- Cataract Location of Cataract within Ontario/Canada Cataract Cataract (Canada)
- Coordinates: 43°49′28″N 80°1′20″W﻿ / ﻿43.82444°N 80.02222°W
- Country: Canada
- Province: Ontario
- Regional Municipality: Peel
- Town: Caledon
- Ward: 1
- Land Purchased: 1858
- Incorporated and Named: 1864
- Founded by: Richard Church of Cooksville, Mississauga
- Elevation: 363 m (1,191 ft)

= Cataract, Ontario =

Cataract is a hamlet located within the town of Caledon in the regional municipality of Peel, Ontario, Canada. As of 2006, it had a population of 106 people.

== History ==
In 1858, Richard Church, an entrepreneur of Cooksville in Mississauga bought a parcel of land near Brimstone Peak, with hopes to establish a village. The plan never reached success and the area remained with small farmlands and rural houses. In 1864, a post office was inaugurated and the Church assumed the role of postmaster. The area was recognized as Cataract, tby the Credit Valley Railway upon the opening of its station in the hamlet in 1879. Subsequently, Canadian Pacific assumed control of the railway line, which remained operational until 1987 when the Cataract station was dismantled. A second gold rush apparently took place in the valley near Cataract in 1873 where many people from the Lake Ontario area came to find gold. The origin of the name "Cataract" stems from its association with waterfalls, a feature notably present nearby at the Forks of the Credit Provincial Park.
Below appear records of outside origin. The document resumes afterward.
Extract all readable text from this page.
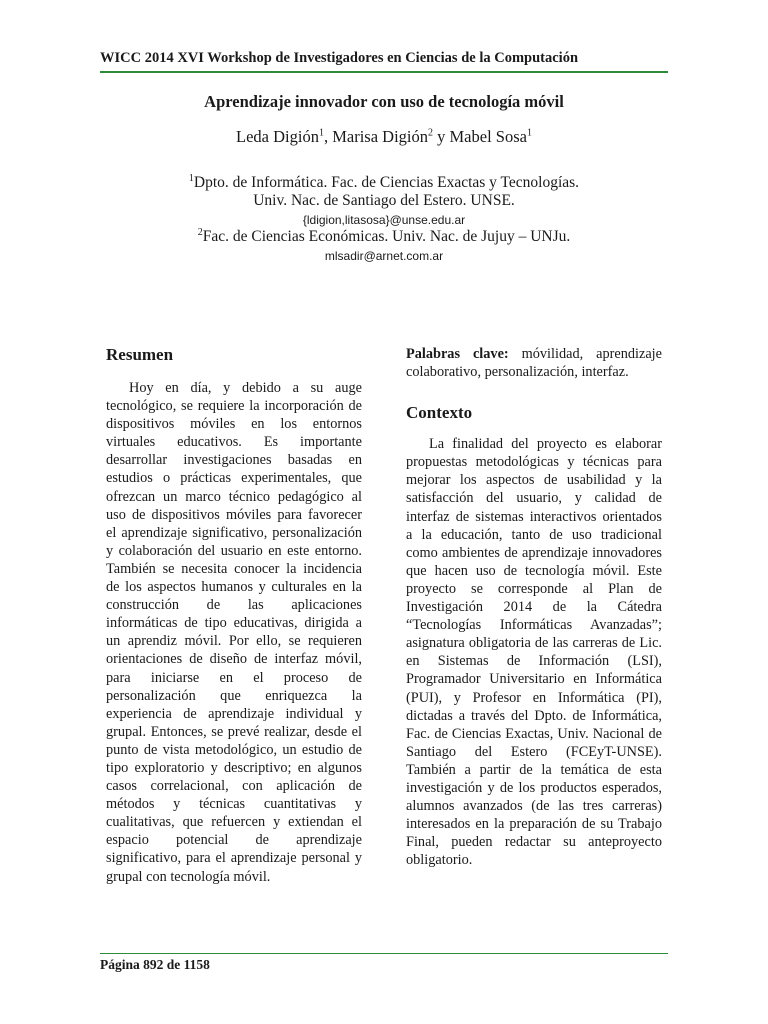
WICC 2014 XVI Workshop de Investigadores en Ciencias de la Computación
Aprendizaje innovador con uso de tecnología móvil
Leda Digión$^1$, Marisa Digión$^2$ y Mabel Sosa$^1$
$^1$Dpto. de Informática. Fac. de Ciencias Exactas y Tecnologías.
Univ. Nac. de Santiago del Estero. UNSE.
{ldigion,litasosa}@unse.edu.ar
$^2$Fac. de Ciencias Económicas. Univ. Nac. de Jujuy – UNJu.
mlsadir@arnet.com.ar
Resumen

Hoy en día, y debido a su auge tecnológico, se requiere la incorporación de dispositivos móviles en los entornos virtuales educativos. Es importante desarrollar investigaciones basadas en estudios o prácticas experimentales, que ofrezcan un marco técnico pedagógico al uso de dispositivos móviles para favorecer el aprendizaje significativo, personalización y colaboración del usuario en este entorno. También se necesita conocer la incidencia de los aspectos humanos y culturales en la construcción de las aplicaciones informáticas de tipo educativas, dirigida a un aprendiz móvil. Por ello, se requieren orientaciones de diseño de interfaz móvil, para iniciarse en el proceso de personalización que enriquezca la experiencia de aprendizaje individual y grupal. Entonces, se prevé realizar, desde el punto de vista metodológico, un estudio de tipo exploratorio y descriptivo; en algunos casos correlacional, con aplicación de métodos y técnicas cuantitativas y cualitativas, que refuercen y extiendan el espacio potencial de aprendizaje significativo, para el aprendizaje personal y grupal con tecnología móvil.

Palabras clave: móvilidad, aprendizaje colaborativo, personalización, interfaz.

Contexto

La finalidad del proyecto es elaborar propuestas metodológicas y técnicas para mejorar los aspectos de usabilidad y la satisfacción del usuario, y calidad de interfaz de sistemas interactivos orientados a la educación, tanto de uso tradicional como ambientes de aprendizaje innovadores que hacen uso de tecnología móvil. Este proyecto se corresponde al Plan de Investigación 2014 de la Cátedra “Tecnologías Informáticas Avanzadas”; asignatura obligatoria de las carreras de Lic. en Sistemas de Información (LSI), Programador Universitario en Informática (PUI), y Profesor en Informática (PI), dictadas a través del Dpto. de Informática, Fac. de Ciencias Exactas, Univ. Nacional de Santiago del Estero (FCEyT-UNSE). También a partir de la temática de esta investigación y de los productos esperados, alumnos avanzados (de las tres carreras) interesados en la preparación de su Trabajo Final, pueden redactar su anteproyecto obligatorio.

Página 892 de 1158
The wooden mill was sold later on and burned down in 1881. It was later rebuilt by the Wheeler brothers before burning again in 1885, after which it was sold to entrepreneur John Deagle who spent many years converting it to electric-powered, and setup power lines to create one of the earliest electric commercial industries in the region. In 1902, Deagle expanded the plant with plans for a tunnel from Cataract Lake to Brimstone, increasing water drop to 150 feet. However, spring flooding in 1921 washed out Dominion Road and halted tunnel plans. Today, you can walk the old road from Cataract Hall to the falls, tracing its history back to Dominion Day. After the flood, Deagle sold the business in 1923, leading to bankruptcy and its rebirth as Caledon Electric in 1925. Ontario Hydro acquired it during World War Two, closing the Cataract hydro station in 1947 and demolishing the dam in 1953, altering the landscape significantly. Subsequently, the hamlet transformed into an exclusive residential area amidst its geography. The former railway line became the Elora-Cataract Trailway, highlighting its role in the area's development. Historically, these areas were part of the Peel County and the Chinguacousy Township, until its amalgamation into the newly formed town of Caledon in 1974.

== Geography ==
The hamlet is located in Ward 1 of the town of Caledon. It is located south of Alton, and north of Brimstone, Belfountain and the Forks of Credit Provincial Park, where a set of waterfalls is named after the locality. The falls emerged after many erosion processes of the Credit River. It is also sometimes called George's Falls.